Mr Khaw, in his latest blog post, said HDB is ‘making good progress’ in meeting the needs of first-time applicants who are newly-weds.

Last month , for example, HDB put up for sale 8,200 build-to-order (BTO) and sale of balance flats (SBF) – including units in mature estates such as Bukit Merah and Clementi – to cool the demand for resale flats.

The balance flats were wildly popular, with some in mature estates seeing 50 times as many buyers as there were units available, while the BTO exercise registered an average application rate of 1.7 times.

Mr Khaw expects half the 15,500 first-time applicants to get flats.

‘This September launch has redressed part of the shortage in public housing. Our efforts in ramping up HDB flat supply will help stabilise the market. We are beginning to see some light at the end of the BTO tunnel,’ he wrote.

Experts said the continued buoyancy in resale-flat prices is a sign that homeowners are now more reluctant to put their units up for sale.

ERA Realty key executive officer Eugene Lim said property owners in general have become more cautious about selling their homes and getting another, after the Government lowered the loan-to-value limit to 60 per cent for those with existing property loans.

He added that cash-over-valuations (COVs) continue to boost resale-flat prices. COVs are cash premiums paid above the official value for resale flats.

Industry experts estimated that the COV was between $35,000 and $37,000 in the last quarter.

Mr Lim said the market may continue in this fashion unless there are policy changes that can increase the supply of resale flats for sale.

PropNex chief Mohamed Ismail predicts that resale-flat prices will have climbed by as much as 11 per cent by the end of the year.

‘In spite of this, we are expecting prices to stabilise with the introduction of more new BTO and SBF flats,’ he said.

Mr Nicholas Mak, research head of property consultancy SLP International, estimates that resale-flat prices will have increased by up to 14 per cent by year’s end, as it will take time for the effect of HDB’s large BTO launches to be felt.

Mr Lim noted that new flats may not appeal to all first-time buyers , due to the waiting time of at least 21/2 years for the units to be completed.

Private-property prices, however, are showing signs of moderation. The Urban Redevelopment Authority’s private residential property index rose 1.3 per cent in the past three months, compared to 2 per cent in the previous quarter.

Non-landed properties in Outside Central Region areas chalked up the highest price increase of 2.1 per cent.

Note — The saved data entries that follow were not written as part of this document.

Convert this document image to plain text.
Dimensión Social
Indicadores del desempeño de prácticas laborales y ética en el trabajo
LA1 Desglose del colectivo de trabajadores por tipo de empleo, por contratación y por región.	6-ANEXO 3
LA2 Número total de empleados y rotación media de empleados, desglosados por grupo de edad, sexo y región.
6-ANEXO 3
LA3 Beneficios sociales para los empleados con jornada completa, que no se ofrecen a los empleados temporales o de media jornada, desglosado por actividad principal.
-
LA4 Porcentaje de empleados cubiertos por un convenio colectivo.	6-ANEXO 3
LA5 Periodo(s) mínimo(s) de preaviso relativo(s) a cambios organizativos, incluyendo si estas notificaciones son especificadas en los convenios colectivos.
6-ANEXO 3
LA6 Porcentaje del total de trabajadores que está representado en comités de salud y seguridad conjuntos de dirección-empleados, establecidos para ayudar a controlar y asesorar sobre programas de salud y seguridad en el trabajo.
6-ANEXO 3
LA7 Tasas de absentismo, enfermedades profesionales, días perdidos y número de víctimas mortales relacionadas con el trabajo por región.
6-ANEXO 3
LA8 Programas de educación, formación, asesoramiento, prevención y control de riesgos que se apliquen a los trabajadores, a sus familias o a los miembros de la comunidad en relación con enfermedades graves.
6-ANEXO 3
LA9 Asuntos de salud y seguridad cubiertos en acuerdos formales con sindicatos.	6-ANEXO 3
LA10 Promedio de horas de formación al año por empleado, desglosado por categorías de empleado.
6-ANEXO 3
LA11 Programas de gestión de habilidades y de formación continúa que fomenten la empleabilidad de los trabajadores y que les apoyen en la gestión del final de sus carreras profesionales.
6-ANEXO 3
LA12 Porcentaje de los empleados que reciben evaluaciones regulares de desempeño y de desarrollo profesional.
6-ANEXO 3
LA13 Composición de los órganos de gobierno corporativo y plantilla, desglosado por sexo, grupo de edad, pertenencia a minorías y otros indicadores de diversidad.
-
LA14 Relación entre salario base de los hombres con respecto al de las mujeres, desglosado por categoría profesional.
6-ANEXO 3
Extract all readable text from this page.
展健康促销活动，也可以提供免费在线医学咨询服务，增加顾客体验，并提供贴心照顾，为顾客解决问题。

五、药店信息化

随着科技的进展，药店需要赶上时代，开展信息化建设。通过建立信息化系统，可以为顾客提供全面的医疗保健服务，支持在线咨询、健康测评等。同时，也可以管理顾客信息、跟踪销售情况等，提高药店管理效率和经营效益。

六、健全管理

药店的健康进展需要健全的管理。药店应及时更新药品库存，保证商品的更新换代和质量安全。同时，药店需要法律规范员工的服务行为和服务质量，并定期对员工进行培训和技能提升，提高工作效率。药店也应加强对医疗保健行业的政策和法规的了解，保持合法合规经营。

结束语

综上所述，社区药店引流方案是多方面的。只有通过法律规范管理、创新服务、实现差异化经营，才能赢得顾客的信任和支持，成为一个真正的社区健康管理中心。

Those in the Core Central Region and Rest of Central Region had 0.8 per cent and 1.1 per cent rises respectively.

The Core Central Region includes prime areas like Orchard Road and Newton.

The Rest of the Central area includes Outram and Rochor.

PropNex’s Mr Ismail said the strong showing by properties outside the central regions is due to recent launches of mass-market condominiums in those areas.